I’ve always tried hard to find words to explain whats its like to be in Calcutta during Durga Puja, the biggest Bengali festival invoking Goddess Durga.
Vir Sahnghvi writes succinctly, why its so hard to explain to someone who has not experienced it :
“It is always hard to explain to somebody who does not live in Calcutta what it is about Puja that makes that period so magical. Before I came to live in Calcutta in 1980, I was only dimly aware of the significance of Puja. I knew the boring facts and figures, of course. I knew what proportion of annual retail sales took place during the Puja period. I knew that the city shut down for the whole week. I knew that at ABP – where I was soon to work – telephone operators would, strangely enough, take the trouble of coming to work, only so that they could receive incoming calls, shout ‘Pujo’, and then hang up on irate out-of-town callers. It’s like Christmas, they told me. Imagine Christmas in New York: Puja means that to a Bengali. Others found more home-grown parallels. It’s like Diwali in North India, they said. You know, the shopping, the parties, the festivities and all that stuff.
Actually, of course, it was nothing like Christmas; and certainly nothing like Diwali in North India. Nothing, in fact, can prepare you for the magic of Puja in Calcutta. To understand what it means, you have to be here.
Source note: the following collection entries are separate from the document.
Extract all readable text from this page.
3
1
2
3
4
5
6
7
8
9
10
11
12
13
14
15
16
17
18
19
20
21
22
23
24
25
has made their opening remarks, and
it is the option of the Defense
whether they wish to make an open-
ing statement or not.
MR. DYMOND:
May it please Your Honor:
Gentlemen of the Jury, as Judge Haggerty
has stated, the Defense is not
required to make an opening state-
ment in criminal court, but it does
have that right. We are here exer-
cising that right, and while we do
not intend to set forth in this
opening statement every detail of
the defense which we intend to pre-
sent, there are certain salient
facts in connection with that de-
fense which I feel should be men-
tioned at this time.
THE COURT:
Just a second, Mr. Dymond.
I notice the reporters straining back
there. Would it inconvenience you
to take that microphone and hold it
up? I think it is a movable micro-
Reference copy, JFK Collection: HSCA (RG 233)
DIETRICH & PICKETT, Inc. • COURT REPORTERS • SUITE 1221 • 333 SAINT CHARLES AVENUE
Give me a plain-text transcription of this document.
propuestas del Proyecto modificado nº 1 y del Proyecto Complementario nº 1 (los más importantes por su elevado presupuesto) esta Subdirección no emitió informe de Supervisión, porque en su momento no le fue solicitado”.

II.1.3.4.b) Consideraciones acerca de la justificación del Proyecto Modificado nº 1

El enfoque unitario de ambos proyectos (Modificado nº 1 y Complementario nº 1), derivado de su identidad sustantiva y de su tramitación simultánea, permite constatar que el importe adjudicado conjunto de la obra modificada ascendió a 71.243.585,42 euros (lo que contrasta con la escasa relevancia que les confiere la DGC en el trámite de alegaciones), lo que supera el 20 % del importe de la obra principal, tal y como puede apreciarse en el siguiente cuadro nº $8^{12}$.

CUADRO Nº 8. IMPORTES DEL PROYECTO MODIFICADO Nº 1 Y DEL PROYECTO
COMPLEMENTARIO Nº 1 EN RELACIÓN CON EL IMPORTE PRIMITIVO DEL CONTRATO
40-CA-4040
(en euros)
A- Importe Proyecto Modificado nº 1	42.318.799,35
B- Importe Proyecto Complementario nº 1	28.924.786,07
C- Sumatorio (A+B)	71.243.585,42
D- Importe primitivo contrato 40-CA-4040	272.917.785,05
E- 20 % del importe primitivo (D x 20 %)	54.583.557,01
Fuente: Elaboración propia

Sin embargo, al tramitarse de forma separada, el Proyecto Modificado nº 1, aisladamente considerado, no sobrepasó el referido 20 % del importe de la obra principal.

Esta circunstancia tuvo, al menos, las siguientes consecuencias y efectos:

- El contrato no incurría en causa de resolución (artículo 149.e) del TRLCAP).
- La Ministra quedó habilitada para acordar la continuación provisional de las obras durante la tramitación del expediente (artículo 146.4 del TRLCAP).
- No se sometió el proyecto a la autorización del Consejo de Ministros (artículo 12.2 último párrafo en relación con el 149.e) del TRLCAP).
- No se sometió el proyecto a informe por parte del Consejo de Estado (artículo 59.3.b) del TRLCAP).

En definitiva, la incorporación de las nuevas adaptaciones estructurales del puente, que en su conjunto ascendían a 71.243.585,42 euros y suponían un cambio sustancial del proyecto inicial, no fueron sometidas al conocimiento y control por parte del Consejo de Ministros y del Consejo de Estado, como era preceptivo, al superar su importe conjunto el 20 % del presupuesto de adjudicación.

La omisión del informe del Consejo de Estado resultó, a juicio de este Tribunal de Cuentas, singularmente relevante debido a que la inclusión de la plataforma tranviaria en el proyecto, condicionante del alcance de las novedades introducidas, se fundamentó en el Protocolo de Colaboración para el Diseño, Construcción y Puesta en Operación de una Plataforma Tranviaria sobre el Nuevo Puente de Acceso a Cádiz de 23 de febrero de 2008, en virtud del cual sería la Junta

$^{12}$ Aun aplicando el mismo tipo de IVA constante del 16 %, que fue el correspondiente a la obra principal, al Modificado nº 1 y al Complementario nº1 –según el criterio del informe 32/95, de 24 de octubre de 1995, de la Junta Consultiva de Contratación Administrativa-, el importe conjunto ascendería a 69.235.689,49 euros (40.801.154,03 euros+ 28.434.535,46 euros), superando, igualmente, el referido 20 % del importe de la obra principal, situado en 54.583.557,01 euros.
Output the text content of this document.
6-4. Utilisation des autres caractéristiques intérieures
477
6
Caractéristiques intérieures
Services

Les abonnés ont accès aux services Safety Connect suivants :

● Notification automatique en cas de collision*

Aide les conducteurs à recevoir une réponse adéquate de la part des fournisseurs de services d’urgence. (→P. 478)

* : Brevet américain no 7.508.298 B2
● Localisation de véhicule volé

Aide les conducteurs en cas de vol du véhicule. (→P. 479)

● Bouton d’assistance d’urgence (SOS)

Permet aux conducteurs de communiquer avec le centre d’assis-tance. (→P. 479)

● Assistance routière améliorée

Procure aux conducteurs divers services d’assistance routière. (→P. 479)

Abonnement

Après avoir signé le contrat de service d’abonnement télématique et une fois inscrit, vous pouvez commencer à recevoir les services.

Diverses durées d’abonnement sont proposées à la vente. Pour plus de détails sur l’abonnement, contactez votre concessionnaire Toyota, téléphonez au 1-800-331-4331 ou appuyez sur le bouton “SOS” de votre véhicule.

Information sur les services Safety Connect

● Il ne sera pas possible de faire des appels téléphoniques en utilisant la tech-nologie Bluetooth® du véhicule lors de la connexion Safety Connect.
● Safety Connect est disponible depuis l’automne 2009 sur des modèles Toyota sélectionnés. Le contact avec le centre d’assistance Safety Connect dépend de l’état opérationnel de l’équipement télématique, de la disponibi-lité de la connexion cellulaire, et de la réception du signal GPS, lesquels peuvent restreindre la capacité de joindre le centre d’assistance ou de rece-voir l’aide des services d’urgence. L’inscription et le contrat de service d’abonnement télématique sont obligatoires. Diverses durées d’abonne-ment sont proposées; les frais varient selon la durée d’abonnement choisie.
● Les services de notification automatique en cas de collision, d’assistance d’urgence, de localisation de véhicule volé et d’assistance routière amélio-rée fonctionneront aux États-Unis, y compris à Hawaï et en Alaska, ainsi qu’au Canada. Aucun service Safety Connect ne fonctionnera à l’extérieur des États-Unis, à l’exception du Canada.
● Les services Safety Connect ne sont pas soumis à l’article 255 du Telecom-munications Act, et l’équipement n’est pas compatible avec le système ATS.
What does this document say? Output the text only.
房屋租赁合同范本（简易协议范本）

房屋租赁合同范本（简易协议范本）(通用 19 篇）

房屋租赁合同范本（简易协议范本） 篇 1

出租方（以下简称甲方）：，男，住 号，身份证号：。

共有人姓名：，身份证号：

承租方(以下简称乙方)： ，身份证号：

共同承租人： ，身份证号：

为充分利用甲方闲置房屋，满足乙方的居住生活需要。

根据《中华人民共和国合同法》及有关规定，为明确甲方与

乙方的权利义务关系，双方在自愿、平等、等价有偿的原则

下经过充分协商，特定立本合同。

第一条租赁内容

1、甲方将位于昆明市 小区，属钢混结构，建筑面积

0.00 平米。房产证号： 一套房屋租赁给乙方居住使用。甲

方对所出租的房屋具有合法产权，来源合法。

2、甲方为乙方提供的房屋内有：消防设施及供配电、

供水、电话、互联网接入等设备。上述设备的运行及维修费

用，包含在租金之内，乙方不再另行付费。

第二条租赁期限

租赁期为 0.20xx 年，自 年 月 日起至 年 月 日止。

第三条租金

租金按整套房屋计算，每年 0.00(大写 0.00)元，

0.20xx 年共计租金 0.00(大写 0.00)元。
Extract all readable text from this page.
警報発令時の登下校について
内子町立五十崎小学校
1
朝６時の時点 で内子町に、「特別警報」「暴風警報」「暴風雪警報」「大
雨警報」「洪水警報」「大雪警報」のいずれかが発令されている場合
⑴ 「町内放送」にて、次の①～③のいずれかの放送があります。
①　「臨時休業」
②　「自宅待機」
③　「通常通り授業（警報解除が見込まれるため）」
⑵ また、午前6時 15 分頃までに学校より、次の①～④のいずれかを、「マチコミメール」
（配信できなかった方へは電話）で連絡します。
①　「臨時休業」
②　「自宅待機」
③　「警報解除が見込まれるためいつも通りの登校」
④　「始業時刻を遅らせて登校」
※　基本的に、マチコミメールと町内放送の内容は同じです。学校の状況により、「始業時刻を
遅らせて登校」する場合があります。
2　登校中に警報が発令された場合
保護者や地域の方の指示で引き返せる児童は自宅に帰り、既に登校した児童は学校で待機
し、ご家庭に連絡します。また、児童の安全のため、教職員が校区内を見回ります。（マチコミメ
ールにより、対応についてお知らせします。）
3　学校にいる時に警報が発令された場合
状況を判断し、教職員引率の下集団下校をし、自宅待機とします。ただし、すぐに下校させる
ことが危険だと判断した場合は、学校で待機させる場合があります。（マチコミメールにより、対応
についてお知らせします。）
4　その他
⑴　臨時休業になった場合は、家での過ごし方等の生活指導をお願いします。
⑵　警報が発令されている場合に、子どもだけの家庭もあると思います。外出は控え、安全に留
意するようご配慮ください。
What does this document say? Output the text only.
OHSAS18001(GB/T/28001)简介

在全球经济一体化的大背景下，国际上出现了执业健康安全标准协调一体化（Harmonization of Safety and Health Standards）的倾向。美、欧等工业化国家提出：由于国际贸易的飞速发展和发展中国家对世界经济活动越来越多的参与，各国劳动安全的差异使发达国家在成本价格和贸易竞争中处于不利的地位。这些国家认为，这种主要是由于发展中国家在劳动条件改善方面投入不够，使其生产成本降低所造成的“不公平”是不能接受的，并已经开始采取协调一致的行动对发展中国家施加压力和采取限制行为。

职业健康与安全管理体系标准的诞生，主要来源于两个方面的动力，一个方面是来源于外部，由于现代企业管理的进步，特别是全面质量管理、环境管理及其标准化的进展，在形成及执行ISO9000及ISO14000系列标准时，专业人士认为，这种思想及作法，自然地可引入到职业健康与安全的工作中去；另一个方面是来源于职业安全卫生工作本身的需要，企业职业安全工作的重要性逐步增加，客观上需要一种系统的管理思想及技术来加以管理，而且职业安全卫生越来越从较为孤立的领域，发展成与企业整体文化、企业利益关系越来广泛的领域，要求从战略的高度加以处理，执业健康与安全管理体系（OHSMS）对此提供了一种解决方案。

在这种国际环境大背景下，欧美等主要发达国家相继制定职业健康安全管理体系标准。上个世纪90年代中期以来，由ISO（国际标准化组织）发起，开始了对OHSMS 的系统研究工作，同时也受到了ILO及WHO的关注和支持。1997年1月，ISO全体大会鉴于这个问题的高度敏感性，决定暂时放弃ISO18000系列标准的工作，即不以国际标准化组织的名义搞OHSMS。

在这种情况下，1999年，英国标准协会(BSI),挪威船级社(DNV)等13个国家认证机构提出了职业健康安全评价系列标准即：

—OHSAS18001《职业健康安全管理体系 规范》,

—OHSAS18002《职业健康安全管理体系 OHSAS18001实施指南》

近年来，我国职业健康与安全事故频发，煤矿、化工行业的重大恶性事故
As the years went on and as I went from Puja to Puja, I tried to work out why nobody could explain to outsiders what it was that made Puja so special. Why was that I failed as completely as everybody else in communicating the essence of Puja? Why did all the time-honoured comparisons not really ring true; with Dushera, Diwali, Christmas, Easter, Thanksgiving and God alone knows what else?
The answer, I suspect – and after all these years, it is still a suspicion, I have no solutions – is that you can’t understand Puja unless you understand Calcutta and unless you understand Bengalis.”